The decision to charge those who were not working class was reported in The First Annual Report, on January 1, 1860. Referring to the School of Design, Peter Cooper and his fellow trustees stated that:

“The regulations may provide for the admission of amateur pupils for pay, so long as industrial pupils are not thereby excluded. All money received from such amateur pupils shall be applied to the support of the school.  The industrial pupils will be required to aid in the instruction of the school, so far as the director thereof may require.”

 

“It will be perceived that in this school there is a departure of the invariable rule in the other department of the Union [the Department of Night Instruction], that the instruction shall in all cases be gratuitous.”

 

“The Trustees were at first opposed to this deviation, but it was represented… that it’s character and usefulness would be impaired, if the wealthy and refined were entirely excluded from it.”[iv]

 

Other than the free night classes and the free reading-room and picture gallery, there was never a debate about whether day students not from the working classes should pay. Once the decision was made to admit such students, a fee was set.

 

In the early years, the fees from non-working class students were counted on for revenue:

“Trustees are constrained to ask [the non-working class pupils] to remember that each paying pupil secures the admission of two free pupils, and that the usefulness of the School will be greatly extended if all who can and ought to contribute to its support perform their duty. Any pupil who can afford to pay and does not do so actually deprives three poor and deserving girls of admission to the School.”[v]

 

The $2 per week charged to paying pupils studying painting in 1860 has the following equivalency in 2016. For a 30-week academic year, the annual charge in today's dollars would be $6,036 at 3% inflation (historical estimate of the CPI), $27,249 at 4% inflation (roughly the rate for higher education), or $121,250 at 5% (the approximate historical increase in the Ivy League).

 

Notes

[i] Charter of the Cooper Union for the Advancement of Science and Art, 1859. As Ammended by Chapter 257 of the Laws of 1969 and by Resolution of the Regents of the State of New York, January 26, 1972.

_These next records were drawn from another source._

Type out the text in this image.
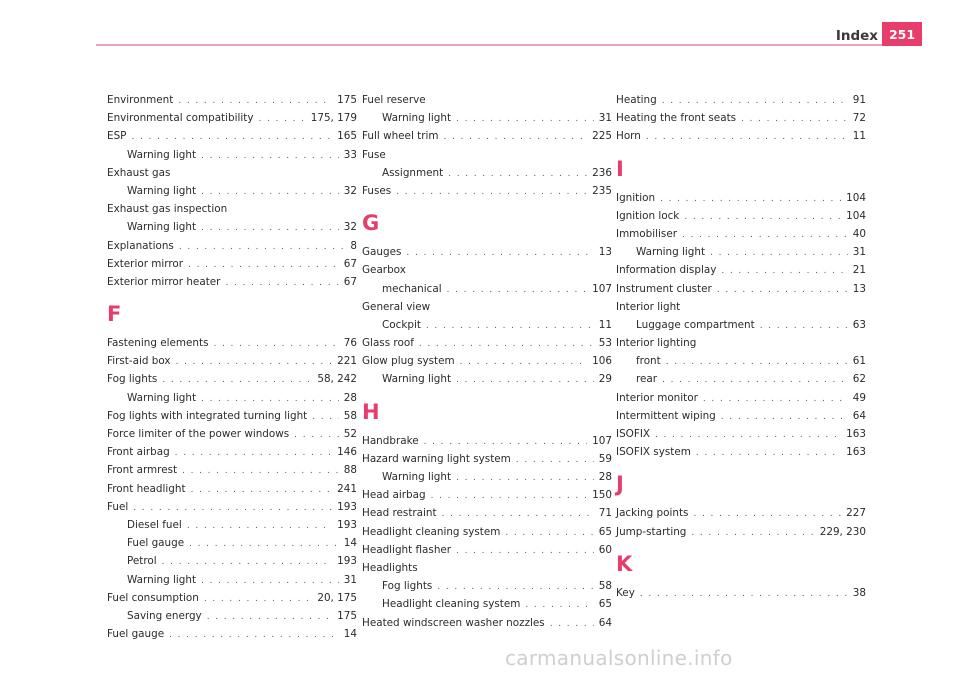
Index 251
Environment . . .	175
Environmental compatibility . . .	175, 179
ESP . . .	165
Warning light . . .	33
Exhaust gas
Warning light . . .	32
Exhaust gas inspection
Warning light . . .	32
Explanations . . .	8
Exterior mirror . . .	67
Exterior mirror heater . . .	67
F
Fastening elements . . .	76
First-aid box . . .	221
Fog lights . . .	58, 242
Warning light . . .	28
Fog lights with integrated turning light . . .	58
Force limiter of the power windows . . .	52
Front airbag . . .	146
Front armrest . . .	88
Front headlight . . .	241
Fuel . . .	193
Diesel fuel . . .	193
Fuel gauge . . .	14
Petrol . . .	193
Warning light . . .	31
Fuel consumption . . .	20, 175
Saving energy . . .	175
Fuel gauge . . .	14
Fuel reserve
Warning light . . .	31
Full wheel trim . . .	225
Fuse
Assignment . . .	236
Fuses . . .	235
G
Gauges . . .	13
Gearbox
mechanical . . .	107
General view
Cockpit . . .	11
Glass roof . . .	53
Glow plug system . . .	106
Warning light . . .	29
H
Handbrake . . .	107
Hazard warning light system . . .	59
Warning light . . .	28
Head airbag . . .	150
Head restraint . . .	71
Headlight cleaning system . . .	65
Headlight flasher . . .	60
Headlights
Fog lights . . .	58
Headlight cleaning system . . .	65
Heated windscreen washer nozzles . . .	64
Heating . . .	91
Heating the front seats . . .	72
Horn . . .	11
I
Ignition . . .	104
Ignition lock . . .	104
Immobiliser . . .	40
Warning light . . .	31
Information display . . .	21
Instrument cluster . . .	13
Interior light
Luggage compartment . . .	63
Interior lighting
front . . .	61
rear . . .	62
Interior monitor . . .	49
Intermittent wiping . . .	64
ISOFIX . . .	163
ISOFIX system . . .	163
J
Jacking points . . .	227
Jump-starting . . .	229, 230
K
Key . . .	38
carmanualsonline.info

[ii] Peter Cooper et al, The First Annual Report of the Trustees of the Cooper Union for the Advancement of Science and Art, 1860.

[iii] Peter Cooper et al, The Second Annual Report of the Trustees of the Cooper Union for the Advancement of Science and Art, 1861.

[iv] op. cit., Peter Cooper et al, 1860.

[v] Peter Cooper et al, The Fifth Annual Report of the Trustees of the Cooper Union for the Advancement of Science and Art, 1864.